M. André Reichardt. Cela se comprend !

Mme Nicole Belloubet, garde des sceaux. Je le regrette parce que ce régime universel, nous l'avons répété, je ne le détaille pas de nouveau devant vous, est un régime de justice sociale,… (Protestations sur les travées des groupes SOCR et Les Républicains.)

M. Martial Bourquin. Ce n'est pas vrai !

Mme Nicole Belloubet, garde des sceaux. … qui apporte des avantages aux avocats eux-mêmes.

M. Michel Savin. C'est faux !

Mme Nicole Belloubet, garde des sceaux. Nous avons eu l'occasion de le leur dire.

Très concrètement, depuis cette semaine, je me félicite que le Conseil national des barreaux (CNB) ait accepté de participer avec la Chancellerie à des réunions techniques ; celles-ci sont en cours au moment où je vous parle.

Le Premier ministre et moi-même aurons l'occasion de rencontrer les avocats demain soir, à l'issue de ces réunions techniques, avec évidemment pour préoccupation la prise en compte de la spécificité du régime des avocats dans le cadre du régime universel. Je suis persuadée que nous arriverons à des solutions qui seront satisfaisantes pour chacun.

J'aborderai tout de même un dernier point, monsieur le sénateur : bien entendu, le droit de grève est un droit constitutionnel qui, en tant que tel, doit être respecté ; je regrette toutefois que celui-ci conduise parfois à des actions de blocage, qui paralysent les juridictions et qui, in fine, portent tort à nos concitoyens venant chercher justice. (Applaudissements sur les travées du groupe LaREM.)

M. Martial Bourquin. Vous en portez la responsabilité !

M. le président. La parole est à M. Jacques Bigot, pour la réplique.

M. Jacques Bigot. Madame la garde des sceaux, le jour où vous aurez réussi la paupérisation complète de la profession, à l'exception des avocats d'affaires qui gagnent bien leur vie, vous n'aurez plus d'avocats commis d'office ni d'avocats en aide juridictionnelle !
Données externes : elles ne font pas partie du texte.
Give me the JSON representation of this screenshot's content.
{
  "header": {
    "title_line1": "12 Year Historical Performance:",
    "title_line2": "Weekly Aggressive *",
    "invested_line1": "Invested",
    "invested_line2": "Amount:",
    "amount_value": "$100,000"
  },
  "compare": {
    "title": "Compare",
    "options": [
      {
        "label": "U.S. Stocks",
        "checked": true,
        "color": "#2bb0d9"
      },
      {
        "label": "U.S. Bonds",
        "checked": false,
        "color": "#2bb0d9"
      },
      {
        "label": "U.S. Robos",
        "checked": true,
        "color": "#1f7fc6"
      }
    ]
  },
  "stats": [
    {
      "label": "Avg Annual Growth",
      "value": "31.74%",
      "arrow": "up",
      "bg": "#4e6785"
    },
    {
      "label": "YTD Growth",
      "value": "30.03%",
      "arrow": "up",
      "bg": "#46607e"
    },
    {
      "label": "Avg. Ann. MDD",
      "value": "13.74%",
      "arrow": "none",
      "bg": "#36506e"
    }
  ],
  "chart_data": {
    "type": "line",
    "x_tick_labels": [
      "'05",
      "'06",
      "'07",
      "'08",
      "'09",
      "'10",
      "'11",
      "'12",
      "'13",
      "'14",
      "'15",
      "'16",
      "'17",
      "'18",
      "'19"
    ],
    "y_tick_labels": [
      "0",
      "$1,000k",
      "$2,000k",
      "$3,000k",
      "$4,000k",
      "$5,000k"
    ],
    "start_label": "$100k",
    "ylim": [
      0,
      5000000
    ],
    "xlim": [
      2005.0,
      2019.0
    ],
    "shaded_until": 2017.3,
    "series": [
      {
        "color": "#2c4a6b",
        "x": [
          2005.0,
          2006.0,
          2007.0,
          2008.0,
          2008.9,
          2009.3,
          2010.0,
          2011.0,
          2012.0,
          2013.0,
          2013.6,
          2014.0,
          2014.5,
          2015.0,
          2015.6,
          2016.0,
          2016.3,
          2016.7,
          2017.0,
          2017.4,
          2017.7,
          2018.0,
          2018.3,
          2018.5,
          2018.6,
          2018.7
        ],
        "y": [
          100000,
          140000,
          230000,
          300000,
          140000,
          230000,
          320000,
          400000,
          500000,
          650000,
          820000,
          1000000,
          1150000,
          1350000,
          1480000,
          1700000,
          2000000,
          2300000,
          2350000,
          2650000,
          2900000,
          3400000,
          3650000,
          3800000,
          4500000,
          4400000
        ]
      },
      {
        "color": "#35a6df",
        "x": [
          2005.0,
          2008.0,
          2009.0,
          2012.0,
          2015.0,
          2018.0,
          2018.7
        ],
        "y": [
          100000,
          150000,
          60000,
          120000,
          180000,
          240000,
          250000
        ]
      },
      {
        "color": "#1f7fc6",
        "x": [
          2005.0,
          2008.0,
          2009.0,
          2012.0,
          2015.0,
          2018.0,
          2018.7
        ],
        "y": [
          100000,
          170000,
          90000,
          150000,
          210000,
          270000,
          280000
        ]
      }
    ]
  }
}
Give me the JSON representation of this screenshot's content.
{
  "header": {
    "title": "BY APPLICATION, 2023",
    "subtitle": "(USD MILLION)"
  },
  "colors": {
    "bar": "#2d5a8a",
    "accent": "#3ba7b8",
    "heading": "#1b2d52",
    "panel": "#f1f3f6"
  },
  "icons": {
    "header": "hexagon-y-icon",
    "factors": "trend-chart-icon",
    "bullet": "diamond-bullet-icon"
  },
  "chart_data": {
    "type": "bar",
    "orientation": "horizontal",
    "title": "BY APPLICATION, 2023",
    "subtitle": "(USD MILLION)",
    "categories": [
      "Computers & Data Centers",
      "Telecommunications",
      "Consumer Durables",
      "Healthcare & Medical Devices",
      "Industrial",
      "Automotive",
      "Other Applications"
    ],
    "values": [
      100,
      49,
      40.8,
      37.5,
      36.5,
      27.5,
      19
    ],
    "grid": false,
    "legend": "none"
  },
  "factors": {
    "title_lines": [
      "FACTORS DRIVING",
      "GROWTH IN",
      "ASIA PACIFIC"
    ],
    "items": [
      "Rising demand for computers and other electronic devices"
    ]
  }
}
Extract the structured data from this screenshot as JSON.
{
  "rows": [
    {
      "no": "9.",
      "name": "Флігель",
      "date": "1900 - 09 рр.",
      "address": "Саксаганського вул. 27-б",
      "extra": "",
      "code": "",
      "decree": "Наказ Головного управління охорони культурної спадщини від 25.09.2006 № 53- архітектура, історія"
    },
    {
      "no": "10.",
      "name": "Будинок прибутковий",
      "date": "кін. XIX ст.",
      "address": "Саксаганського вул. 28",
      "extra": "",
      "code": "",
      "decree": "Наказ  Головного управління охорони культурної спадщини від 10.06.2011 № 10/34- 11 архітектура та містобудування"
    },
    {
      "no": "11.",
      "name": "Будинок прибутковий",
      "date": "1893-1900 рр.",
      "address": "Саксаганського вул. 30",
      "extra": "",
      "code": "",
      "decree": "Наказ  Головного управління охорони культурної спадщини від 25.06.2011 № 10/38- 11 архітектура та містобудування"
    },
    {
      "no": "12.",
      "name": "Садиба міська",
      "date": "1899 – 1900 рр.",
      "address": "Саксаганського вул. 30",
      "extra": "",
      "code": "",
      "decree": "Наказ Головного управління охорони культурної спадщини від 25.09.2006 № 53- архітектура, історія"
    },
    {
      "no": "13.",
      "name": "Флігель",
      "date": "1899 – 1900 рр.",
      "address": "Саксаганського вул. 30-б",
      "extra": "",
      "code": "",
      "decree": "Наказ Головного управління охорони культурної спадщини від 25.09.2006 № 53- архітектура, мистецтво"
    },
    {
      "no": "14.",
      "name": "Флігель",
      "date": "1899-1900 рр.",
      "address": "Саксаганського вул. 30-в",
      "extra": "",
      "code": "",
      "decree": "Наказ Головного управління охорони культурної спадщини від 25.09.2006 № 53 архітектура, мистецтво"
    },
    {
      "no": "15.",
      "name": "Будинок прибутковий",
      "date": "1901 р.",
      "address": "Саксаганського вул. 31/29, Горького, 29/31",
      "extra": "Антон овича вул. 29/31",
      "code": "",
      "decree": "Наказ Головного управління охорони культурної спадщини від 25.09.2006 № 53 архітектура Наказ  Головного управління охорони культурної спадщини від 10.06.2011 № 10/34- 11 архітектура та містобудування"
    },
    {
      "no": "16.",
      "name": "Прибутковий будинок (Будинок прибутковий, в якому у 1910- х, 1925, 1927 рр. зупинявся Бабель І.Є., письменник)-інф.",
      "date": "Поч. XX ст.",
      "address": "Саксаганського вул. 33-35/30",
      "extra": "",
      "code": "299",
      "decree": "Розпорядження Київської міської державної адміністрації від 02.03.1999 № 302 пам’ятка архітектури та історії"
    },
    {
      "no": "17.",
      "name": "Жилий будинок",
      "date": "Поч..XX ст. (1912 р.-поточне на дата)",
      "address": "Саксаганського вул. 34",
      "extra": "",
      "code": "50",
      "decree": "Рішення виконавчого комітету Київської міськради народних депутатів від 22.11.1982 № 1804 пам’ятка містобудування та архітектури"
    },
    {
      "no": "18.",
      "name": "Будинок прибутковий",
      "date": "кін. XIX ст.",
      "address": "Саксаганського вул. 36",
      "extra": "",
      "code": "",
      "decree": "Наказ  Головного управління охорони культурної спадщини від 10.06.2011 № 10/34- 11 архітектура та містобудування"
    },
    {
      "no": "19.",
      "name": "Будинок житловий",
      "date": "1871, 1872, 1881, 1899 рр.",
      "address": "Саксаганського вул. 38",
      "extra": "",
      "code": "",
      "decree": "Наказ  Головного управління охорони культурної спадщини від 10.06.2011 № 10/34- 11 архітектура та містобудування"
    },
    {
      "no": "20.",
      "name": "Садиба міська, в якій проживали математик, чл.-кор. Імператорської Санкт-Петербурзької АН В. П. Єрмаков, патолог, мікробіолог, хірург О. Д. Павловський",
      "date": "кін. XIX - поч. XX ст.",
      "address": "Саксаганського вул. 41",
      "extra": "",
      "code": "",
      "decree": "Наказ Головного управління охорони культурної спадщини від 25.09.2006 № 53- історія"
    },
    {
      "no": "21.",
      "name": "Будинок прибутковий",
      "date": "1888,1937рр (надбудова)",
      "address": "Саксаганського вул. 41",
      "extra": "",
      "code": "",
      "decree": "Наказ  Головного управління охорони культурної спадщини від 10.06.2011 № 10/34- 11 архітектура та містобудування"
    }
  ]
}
M. Rachid Temal. Absolument !

M. Jacques Bigot. Au-delà du régime de retraite, c'est la précarisation de la profession que vous devez aborder. Le 17 octobre 2018, alors que nous débattions de l'aide juridictionnelle dans le cadre de la réforme de la justice, vous nous déclariez : « Le travail que je souhaite conduire avec les avocats se terminera au printemps 2019, en mai ou juin, et se traduira, comme je vous l'ai annoncé précédemment, dans le budget 2020. » Nous n'avons rien vu venir !

La justice est en train de s'effondrer, à tous points de vue. À l'heure actuelle, les jeunes avocats ne commencent pas leur carrière, comme vous l'indiquez dans vos simulations avec le CNB, à 40 000 euros à 23 ans, mais, au mieux, à 23 000 euros à 25 ou 26 ans, et leurs cotisations vont doubler, puisqu'ils payent l'intégralité des cotisations en exerçant en tant que profession libérale.

Ce qu'ils craignent donc, avec votre régime universel,…

M. le président. Il faut conclure !

M. Jacques Bigot. … c'est que, demain, il n'y ait plus d'avocats. Et sans avocats, il n'y a plus de justice et plus de démocratie. Madame la garde des sceaux, ne sauvez pas le Gouvernement : sauvez l'État de droit ! (Applaudissements sur les travées des groupes SOCR, CRCE et Les Républicains, ainsi que sur des travées du groupe UC.)